Franz Josef Stoiber ging sein Konzert virtuos mit Bachs Toccata in C-Dur an und hatte die technischen Schwierigkeiten dieses Stückes, das mit einem melodiösen Adagio und einer Fuge kombiniert ist, allezeit sicher im Griff. Einen meditativen Akzent setzte er mit zwei nachfolgenden Choralvorspielen, ebenfalls von Bach. Zu den Höhepunkten in seinem Konzert zählte einerseits die Sonate op. 118 des Orgelromantikers Gustav Adolf Merkel, die er mit großen Klangballungen wirkungsvoll in Szene setzte.

Doch dann folgten noch zwei besondere Leckerbissen für das Publikum, nämlich zwei Improvisationen, also zwei Stücke, die Stoiber aus dem Stegreif heraus erfand und auf die Tasten brachte: ein Präludium mit Choral und Fuge und eine fünfteilige Orgelsonate.
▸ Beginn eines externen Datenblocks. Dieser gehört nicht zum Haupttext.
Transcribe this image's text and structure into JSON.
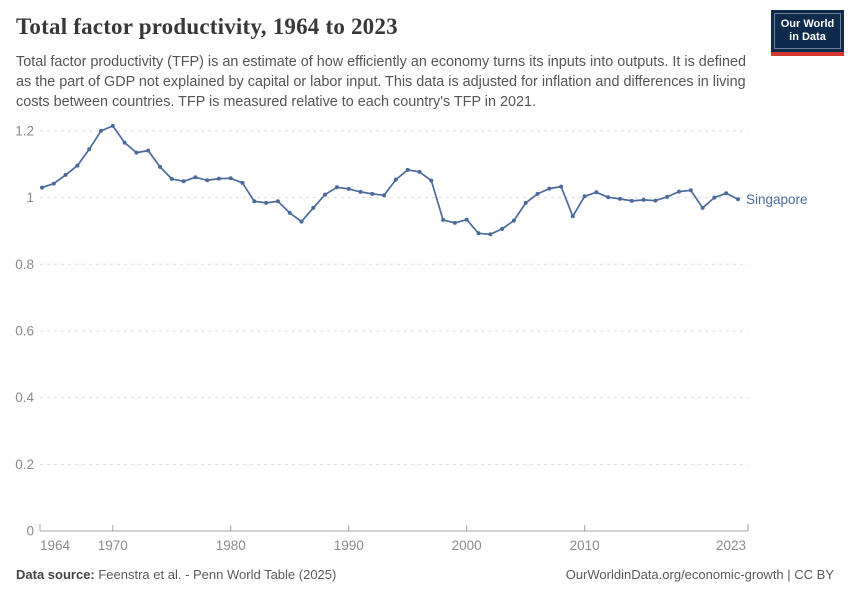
{
  "header": {
    "title": "Total factor productivity, 1964 to 2023",
    "subtitle_line1": "Total factor productivity (TFP) is an estimate of how efficiently an economy turns its inputs into outputs. It is",
    "subtitle_line2": "defined as the part of GDP not explained by capital or labor input. This data is adjusted for inflation and",
    "subtitle_line3": "differences in living costs between countries. TFP is measured relative to each country's TFP in 2021.",
    "logo": {
      "line1": "Our World",
      "line2": "in Data"
    }
  },
  "footer": {
    "source_label": "Data source:",
    "source_text": " Feenstra et al. - Penn World Table (2025)",
    "credit": "OurWorldinData.org/economic-growth | CC BY"
  },
  "chart_data": {
    "type": "line",
    "title": "Total factor productivity, 1964 to 2023",
    "end_label": "Singapore",
    "x": [
      1964,
      1965,
      1966,
      1967,
      1968,
      1969,
      1970,
      1971,
      1972,
      1973,
      1974,
      1975,
      1976,
      1977,
      1978,
      1979,
      1980,
      1981,
      1982,
      1983,
      1984,
      1985,
      1986,
      1987,
      1988,
      1989,
      1990,
      1991,
      1992,
      1993,
      1994,
      1995,
      1996,
      1997,
      1998,
      1999,
      2000,
      2001,
      2002,
      2003,
      2004,
      2005,
      2006,
      2007,
      2008,
      2009,
      2010,
      2011,
      2012,
      2013,
      2014,
      2015,
      2016,
      2017,
      2018,
      2019,
      2020,
      2021,
      2022,
      2023
    ],
    "series": [
      {
        "name": "Singapore",
        "values": [
          1.03,
          1.042,
          1.068,
          1.096,
          1.145,
          1.2,
          1.215,
          1.165,
          1.135,
          1.141,
          1.092,
          1.056,
          1.049,
          1.061,
          1.052,
          1.057,
          1.058,
          1.044,
          0.989,
          0.984,
          0.989,
          0.954,
          0.928,
          0.969,
          1.009,
          1.031,
          1.026,
          1.017,
          1.011,
          1.007,
          1.054,
          1.083,
          1.077,
          1.051,
          0.933,
          0.924,
          0.934,
          0.893,
          0.89,
          0.906,
          0.931,
          0.984,
          1.011,
          1.027,
          1.033,
          0.944,
          1.004,
          1.016,
          1.001,
          0.996,
          0.99,
          0.993,
          0.991,
          1.002,
          1.018,
          1.022,
          0.969,
          1.0,
          1.013,
          0.995
        ]
      }
    ],
    "xticks": [
      1964,
      1970,
      1980,
      1990,
      2000,
      2010,
      2023
    ],
    "yticks": [
      0,
      0.2,
      0.4,
      0.6,
      0.8,
      1,
      1.2
    ],
    "xlim": [
      1964,
      2023
    ],
    "ylim": [
      0,
      1.2
    ],
    "grid": "horizontal-dashed",
    "legend_position": "end-of-line",
    "line_color": "#4c6a9c",
    "tick_label_color": "#8b8b8b",
    "grid_color": "#dcdcdc",
    "axis_color": "#a3a3a3"
  }
}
Dabei konnte man gebannt lauschen, wie er die einzelnen Themen und Melodien kreierte, sie geschickt kombinierte und zu einem eindrucksvollen Ganzen verarbeitete. Dann und wann leuchtete das eine oder andere sehr bekannte Kirchenlied auf. Sei es der Dankchoral „Nun danket alle Gott“ oder „Wer nur den lieben Gott lässt walten“. Durch diesen Wiedererkennungseffekt erhielt seine Improvisationskunst einen ganz besonderen Reiz. Denn bei der finalen Orgelsonate erklang zusätzlich zu diesen Chorälen die Melodie der Nationalhymne, die er sichtlich vergnügt aus seinem klanglichen Geflecht herausleuchten ließ und sie mit einem hohen Flötenregister fast ein wenig verklärt verzauberte und überhöhte. Am Tag der deutschen Einheit war das natürlich eine geniale Idee, die die Zuhörer mit Wohlwollen quittierten. Am Ende des Konzertes gab es viel Beifall und natürlich eine Zugabe: die melodievolle italienische Fantasie des Bachschülers Johann Ludwig Krebs.